Monday, 29 September 2014

SA's total Q2 2014 industry turnover was R1.86-trillion, less than in 2013

South Africa's total industry turnover for the second quarter (Q2) 2014 was R1.86-trillion, which at the current value of the Rand is US$165-billion.

"Year-on-year the increase has been positive," claims SA statistician general Pali Lehohla.

South Africa's total industry turnover for the second (Q2) quarter 2013 was R1.71-trillion, which at the value of the Rand at the time, was the equivalent to US$168-billion.

This means that measured against the US Dollar, South Africa is moving backwards. I'll rather not compare this to pre-1994 as it would shock most people into heart attacks.

South African economists are trying to convince the public that South Africa is going forward and growing.

  • The largest decrease was in mining and quarrying, which dropped by 5.7%
  • Community, social and personal services (excluding government institutions) dropped by 4.5%, manufacturing by 2.5% and trade by 0.2%.
  • "The electricity sector is growing," Electricity and water supply increased by 14.5%, construction by 4.4%, transport, storage and communication by 2.2% and real estate and other business services by 1.7%

Mining and manufacturing, major sources of foreign income, both dropped, while electricity and water, both of which are strangling South Africans to death, increased.

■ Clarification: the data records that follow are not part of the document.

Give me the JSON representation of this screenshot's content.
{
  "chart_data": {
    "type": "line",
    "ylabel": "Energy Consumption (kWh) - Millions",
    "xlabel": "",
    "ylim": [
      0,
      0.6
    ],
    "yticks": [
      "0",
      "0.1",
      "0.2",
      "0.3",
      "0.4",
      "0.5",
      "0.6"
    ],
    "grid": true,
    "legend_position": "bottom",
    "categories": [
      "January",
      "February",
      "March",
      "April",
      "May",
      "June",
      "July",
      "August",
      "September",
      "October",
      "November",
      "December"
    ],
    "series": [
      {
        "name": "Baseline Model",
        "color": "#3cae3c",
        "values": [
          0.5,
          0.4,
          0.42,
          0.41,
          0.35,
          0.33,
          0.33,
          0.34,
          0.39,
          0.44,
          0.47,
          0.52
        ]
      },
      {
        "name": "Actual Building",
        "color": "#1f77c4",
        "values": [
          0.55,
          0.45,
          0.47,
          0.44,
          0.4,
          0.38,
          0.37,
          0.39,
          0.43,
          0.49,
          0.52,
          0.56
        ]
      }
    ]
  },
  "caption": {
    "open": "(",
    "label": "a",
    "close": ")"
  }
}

It is like the way economists are bragging about South Africans' salaries that are growing. That is like Zimbabwe bragging about their salaries now averaging 20-million Zim-Dollar per month.

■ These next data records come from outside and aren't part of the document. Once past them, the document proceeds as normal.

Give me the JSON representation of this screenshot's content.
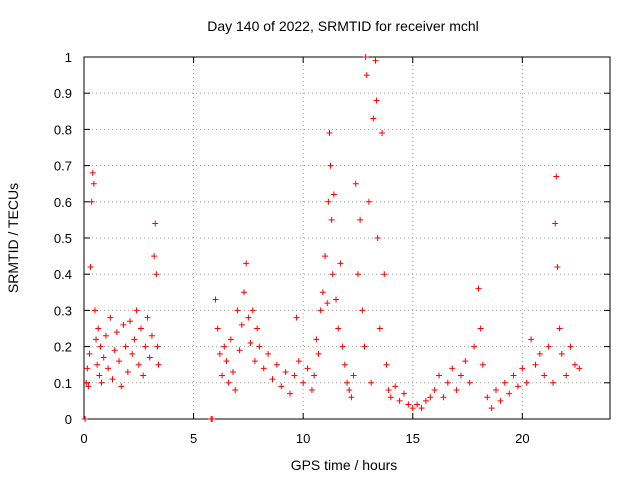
{
  "chart_data": {
    "type": "scatter",
    "title": "Day 140 of 2022, SRMTID for receiver mchl",
    "xlabel": "GPS time / hours",
    "ylabel": "SRMTID / TECUs",
    "xlim": [
      0,
      24
    ],
    "ylim": [
      0,
      1
    ],
    "xticks": [
      0,
      5,
      10,
      15,
      20
    ],
    "xtick_labels": [
      "0",
      "5",
      "10",
      "15",
      "20"
    ],
    "yticks": [
      0,
      0.1,
      0.2,
      0.3,
      0.4,
      0.5,
      0.6,
      0.7,
      0.8,
      0.9,
      1
    ],
    "ytick_labels": [
      "0",
      "0.1",
      "0.2",
      "0.3",
      "0.4",
      "0.5",
      "0.6",
      "0.7",
      "0.8",
      "0.9",
      "1"
    ],
    "grid": true,
    "marker": "+",
    "color": "#ff0000",
    "series": [
      {
        "name": "SRMTID",
        "points": [
          [
            0.05,
            0.0
          ],
          [
            0.1,
            0.1
          ],
          [
            0.15,
            0.14
          ],
          [
            0.2,
            0.09
          ],
          [
            0.25,
            0.18
          ],
          [
            0.3,
            0.42
          ],
          [
            0.35,
            0.6
          ],
          [
            0.4,
            0.68
          ],
          [
            0.45,
            0.65
          ],
          [
            0.5,
            0.3
          ],
          [
            0.55,
            0.22
          ],
          [
            0.6,
            0.15
          ],
          [
            0.65,
            0.25
          ],
          [
            0.7,
            0.12
          ],
          [
            0.75,
            0.2
          ],
          [
            0.8,
            0.1
          ],
          [
            0.9,
            0.17
          ],
          [
            1.0,
            0.23
          ],
          [
            1.1,
            0.14
          ],
          [
            1.2,
            0.28
          ],
          [
            1.3,
            0.11
          ],
          [
            1.4,
            0.19
          ],
          [
            1.5,
            0.24
          ],
          [
            1.6,
            0.16
          ],
          [
            1.7,
            0.09
          ],
          [
            1.8,
            0.26
          ],
          [
            1.9,
            0.2
          ],
          [
            2.0,
            0.13
          ],
          [
            2.1,
            0.27
          ],
          [
            2.2,
            0.18
          ],
          [
            2.3,
            0.22
          ],
          [
            2.4,
            0.3
          ],
          [
            2.5,
            0.15
          ],
          [
            2.6,
            0.25
          ],
          [
            2.7,
            0.12
          ],
          [
            2.8,
            0.2
          ],
          [
            2.9,
            0.28
          ],
          [
            3.0,
            0.17
          ],
          [
            3.1,
            0.23
          ],
          [
            3.2,
            0.45
          ],
          [
            3.25,
            0.54
          ],
          [
            3.3,
            0.4
          ],
          [
            3.35,
            0.2
          ],
          [
            3.4,
            0.15
          ],
          [
            5.8,
            0.0
          ],
          [
            5.85,
            0.0
          ],
          [
            6.0,
            0.33
          ],
          [
            6.1,
            0.25
          ],
          [
            6.2,
            0.18
          ],
          [
            6.3,
            0.12
          ],
          [
            6.4,
            0.2
          ],
          [
            6.5,
            0.16
          ],
          [
            6.6,
            0.1
          ],
          [
            6.7,
            0.22
          ],
          [
            6.8,
            0.13
          ],
          [
            6.9,
            0.08
          ],
          [
            7.0,
            0.3
          ],
          [
            7.1,
            0.19
          ],
          [
            7.2,
            0.26
          ],
          [
            7.3,
            0.35
          ],
          [
            7.4,
            0.43
          ],
          [
            7.5,
            0.28
          ],
          [
            7.6,
            0.21
          ],
          [
            7.7,
            0.3
          ],
          [
            7.8,
            0.16
          ],
          [
            7.9,
            0.25
          ],
          [
            8.0,
            0.2
          ],
          [
            8.2,
            0.14
          ],
          [
            8.4,
            0.18
          ],
          [
            8.6,
            0.11
          ],
          [
            8.8,
            0.15
          ],
          [
            9.0,
            0.09
          ],
          [
            9.2,
            0.13
          ],
          [
            9.4,
            0.07
          ],
          [
            9.6,
            0.12
          ],
          [
            9.7,
            0.28
          ],
          [
            9.8,
            0.16
          ],
          [
            10.0,
            0.1
          ],
          [
            10.2,
            0.14
          ],
          [
            10.4,
            0.08
          ],
          [
            10.5,
            0.12
          ],
          [
            10.6,
            0.22
          ],
          [
            10.7,
            0.18
          ],
          [
            10.8,
            0.3
          ],
          [
            10.9,
            0.35
          ],
          [
            11.0,
            0.45
          ],
          [
            11.1,
            0.32
          ],
          [
            11.15,
            0.6
          ],
          [
            11.2,
            0.79
          ],
          [
            11.25,
            0.7
          ],
          [
            11.3,
            0.55
          ],
          [
            11.35,
            0.4
          ],
          [
            11.4,
            0.62
          ],
          [
            11.5,
            0.33
          ],
          [
            11.6,
            0.25
          ],
          [
            11.7,
            0.43
          ],
          [
            11.8,
            0.2
          ],
          [
            11.9,
            0.15
          ],
          [
            12.0,
            0.1
          ],
          [
            12.1,
            0.08
          ],
          [
            12.2,
            0.06
          ],
          [
            12.3,
            0.12
          ],
          [
            12.4,
            0.65
          ],
          [
            12.5,
            0.4
          ],
          [
            12.6,
            0.55
          ],
          [
            12.7,
            0.3
          ],
          [
            12.8,
            0.2
          ],
          [
            12.85,
            1.0
          ],
          [
            12.9,
            0.95
          ],
          [
            13.0,
            0.6
          ],
          [
            13.1,
            0.1
          ],
          [
            13.2,
            0.83
          ],
          [
            13.3,
            0.99
          ],
          [
            13.35,
            0.88
          ],
          [
            13.4,
            0.5
          ],
          [
            13.5,
            0.25
          ],
          [
            13.6,
            0.79
          ],
          [
            13.7,
            0.4
          ],
          [
            13.8,
            0.15
          ],
          [
            13.9,
            0.08
          ],
          [
            14.0,
            0.06
          ],
          [
            14.2,
            0.09
          ],
          [
            14.4,
            0.05
          ],
          [
            14.6,
            0.07
          ],
          [
            14.8,
            0.04
          ],
          [
            15.0,
            0.03
          ],
          [
            15.2,
            0.04
          ],
          [
            15.4,
            0.03
          ],
          [
            15.6,
            0.05
          ],
          [
            15.8,
            0.06
          ],
          [
            16.0,
            0.08
          ],
          [
            16.2,
            0.12
          ],
          [
            16.4,
            0.06
          ],
          [
            16.6,
            0.1
          ],
          [
            16.8,
            0.14
          ],
          [
            17.0,
            0.08
          ],
          [
            17.2,
            0.12
          ],
          [
            17.4,
            0.16
          ],
          [
            17.6,
            0.1
          ],
          [
            17.8,
            0.2
          ],
          [
            18.0,
            0.36
          ],
          [
            18.1,
            0.25
          ],
          [
            18.2,
            0.15
          ],
          [
            18.4,
            0.06
          ],
          [
            18.6,
            0.03
          ],
          [
            18.8,
            0.08
          ],
          [
            19.0,
            0.05
          ],
          [
            19.2,
            0.1
          ],
          [
            19.4,
            0.07
          ],
          [
            19.6,
            0.12
          ],
          [
            19.8,
            0.09
          ],
          [
            20.0,
            0.14
          ],
          [
            20.2,
            0.1
          ],
          [
            20.4,
            0.22
          ],
          [
            20.6,
            0.15
          ],
          [
            20.8,
            0.18
          ],
          [
            21.0,
            0.12
          ],
          [
            21.2,
            0.2
          ],
          [
            21.4,
            0.1
          ],
          [
            21.5,
            0.54
          ],
          [
            21.55,
            0.67
          ],
          [
            21.6,
            0.42
          ],
          [
            21.7,
            0.25
          ],
          [
            21.8,
            0.18
          ],
          [
            22.0,
            0.12
          ],
          [
            22.2,
            0.2
          ],
          [
            22.4,
            0.15
          ],
          [
            22.6,
            0.14
          ]
        ]
      }
    ]
  }
}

Turnovers are increasing, because the Rand is depreciating, requiring them to print more worthless money and with almost weekly price increases on anything money can buy in this country, inflation is out-of-control, while economists are juggling the figures to make it seem stable.

R10,000 a month today is equivalent to US$891. In 1994 your R10,000 was worth US$2,813.

South Africa has been moving backward since 1994.